Presumably before the reservoir caps and a break at mains volts, but what?
A green flash from a seriously overloaded fuse rupturing, but that would
be
one-off, but what could give a blue flash ?

--
Diverse Devices, Southampton, England
electronic hints and repair briefs , schematics/manuals list on
http://home.graffiti.net/diverse:graffiti.net/



At this point, that's a bit like saying "I have a friend that has some kind
of vehicle with some wheels on, and sometimes it rattles. Anyone got any
thoughts on what it might be ?"

Do we even know if it is valve or semiconductor ? Valve flashovers can give
a pretty good blue flash without too much interuption to operation.

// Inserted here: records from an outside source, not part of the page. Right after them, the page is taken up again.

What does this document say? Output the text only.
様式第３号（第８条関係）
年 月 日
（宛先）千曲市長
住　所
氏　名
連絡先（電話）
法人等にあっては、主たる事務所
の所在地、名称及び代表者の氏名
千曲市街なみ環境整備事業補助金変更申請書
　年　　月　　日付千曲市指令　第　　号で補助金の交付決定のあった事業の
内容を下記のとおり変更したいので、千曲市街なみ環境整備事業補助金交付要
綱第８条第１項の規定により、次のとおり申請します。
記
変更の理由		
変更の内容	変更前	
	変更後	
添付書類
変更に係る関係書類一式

I would
have thought that any flashover big enough to be seen on a semiconductor
amp, even at the mains end of things, would be associated with other
(audible) problems ...

Arfa



Gareth Magennis May 13th 08 04:49 PM

Blue flash
 

"N_Cook" wrote in message
...
A friend of a friend asked me about some mixer-amp, make unknown.
It works fine but every now and they see a blue flash through vent holes.
Presumably before the reservoir caps and a break at mains volts, but what?
A green flash from a seriously overloaded fuse rupturing, but that would
be
one-off, but what could give a blue flash ?

--
Diverse Devices, Southampton, England
electronic hints and repair briefs , schematics/manuals list on
http://home.graffiti.net/diverse:graffiti.net/






Most likely a dry jointed/fractured leg on an Inrush current thermistor or
dry joint on the mains fuse holder. Why don't you have a look, should be
easy to spot. This will be quicker than spending days pondering the
problem.



Gareth.



pipedown May 13th 08 09:43 PM

Blue flash
 

"N_Cook" wrote in message
...
A friend of a friend asked me about some mixer-amp, make unknown.
It works fine but every now and they see a blue flash through vent holes.
Presumably before the reservoir caps and a break at mains volts, but what?
A green flash from a seriously overloaded fuse rupturing, but that would
be
one-off, but what could give a blue flash ?

--
Diverse Devices, Southampton, England
electronic hints and repair briefs , schematics/manuals list on
http://home.graffiti.net/diverse:graffiti.net/





The color of an ARC is generally unimportant. The voltage of the arc, the
gas mixture near the arc and any contamination and the total charge
transfreerd all play a part in the color. Yellow to blue white is normal,
green indicates vaporized metal or other contaminant, red is fire or hot
wire not an arc typically.

What is important would be where the arc occurs. Usually once arcing starts
occuring, a component has critically failed. There are very few non
destructive failure modes that involve arcing.

Do you smell anything when it flashes. Acrid smoke or just ozone?